La Cour des comptes plaide pour un fonds de soutien aux hôpitaux

Pour aider le secteur à renégocier ses emprunts toxiques, l’institution prône la création d’un fonds de 300 millions abondé en partie par les banques
Alexandre Garabedian

Depuis des mois, la Fédération hospitalière française réclame à l’Etat de pouvoir accéder au fonds d’aide de 100 millions d’euros par an sur 15 ans dont bénéficient les collectivités locales pour se défaire de leurs emprunts toxiques. La Cour des comptes vient d’apporter de l’eau à leur moulin. Dans son rapport sur la dette des établissements publics de santé, l’institution a chiffré à plus de 2,4 milliards d’euros à fin 2012 le montant des emprunts structurés à haut risque contractés auprès des banques.

«La création d’un dispositif spécifique, financé conjointement par l’assurance-maladie et par le système bancaire, devrait être examinée, de manière à accélérer un processus de désensibilisation actuellement peu dynamique», préconise la Cour des comptes. «Un montant de 20 millions d’euros par an sur 15 ans pourrait être envisagé (ou de 60 millions par an sur cinq ans)», soit 300 millions au total, précise-t-elle.

Les prêts dits toxiques représentent plus de 9% du total des emprunts bancaires des établissements de santé. Cette exposition «aussi dangereuse que celle des collectivités locales» a diminué par rapport à 2010 (elle atteignait 13%), en raison de l’amortissement ou de la renégociation des prêts. Le cas le plus connu est celui du CHU de Nantes, dont 43% de la dette est «sensible». Cette définition recouvre à la fois 1,4 milliard d’emprunts structurés les plus risqués selon la charte Gissler, qui fait désormais référence pour classer ces concours, et un milliard d’emprunts hors charte.

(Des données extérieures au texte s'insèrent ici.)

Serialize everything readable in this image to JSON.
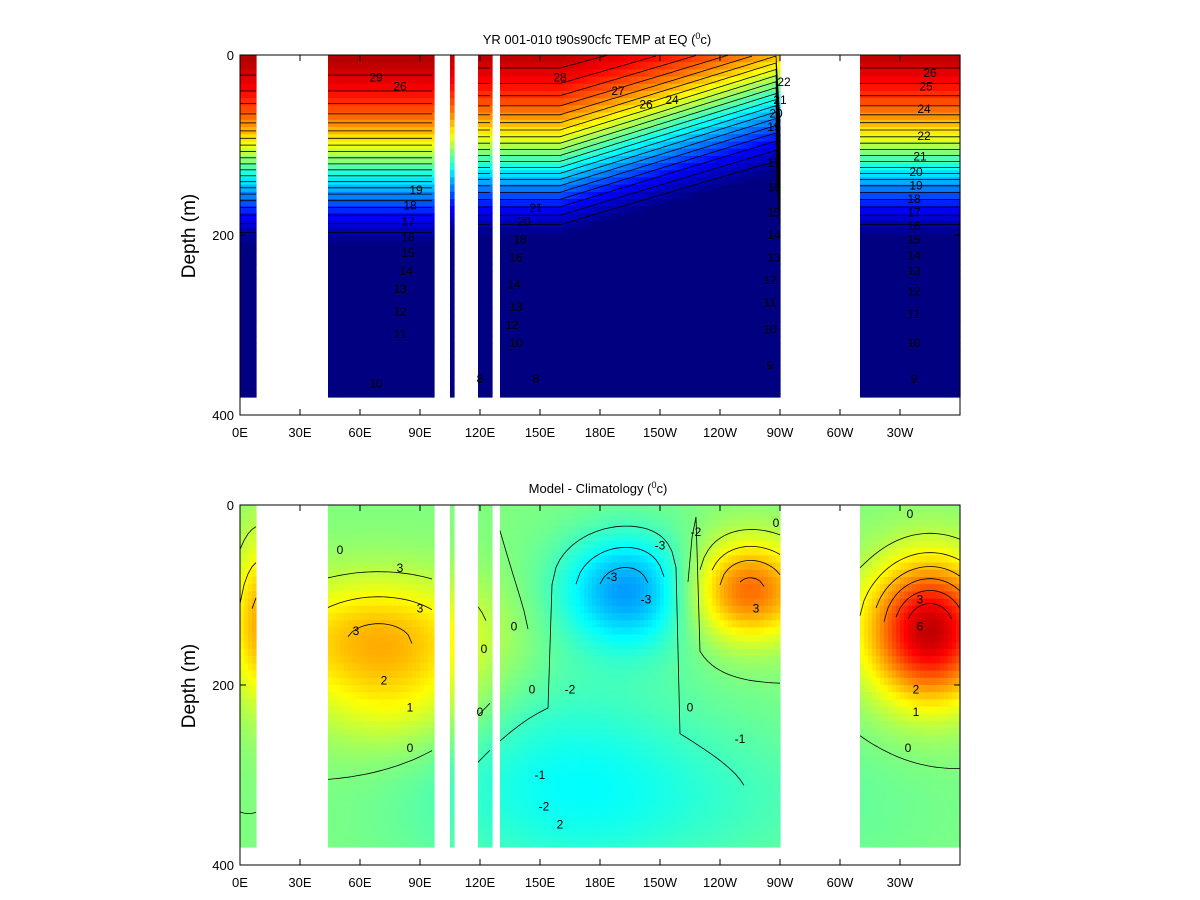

Les prêteurs font partie des «suspects» habituels. Fin 2012, Dexia et la Caffil concentraient 70% des crédits hors charte, suivis des Caisses d’Epargne (11,6%), du Crédit Foncier (8,1%), de la banque allemande Depfa (5,3%) et du Crédit Agricole (4%).

Si la Cour plaide pour un fonds de soutien, c’est aussi parce que la situation financière générale des hôpitaux se dégrade. La dette, qui finance les investissements, a triplé en 10 ans à 29,3 milliards fin 2012, et de premiers incidents de paiement sont apparus. Les banques étant plus sélectives, le financement obligataire se développe pour atteindre 1,7 milliard (dont 1,25 milliard d’euros portés par l’AP-HP). Les CHU sont obligés de provisionner le remboursement in fine de ces émissions, ce qui «devra constituer un point de particulière vigilance lors de la certification des comptes des établissements publics de santé à compter de l’exercice 2014» avertit la Cour.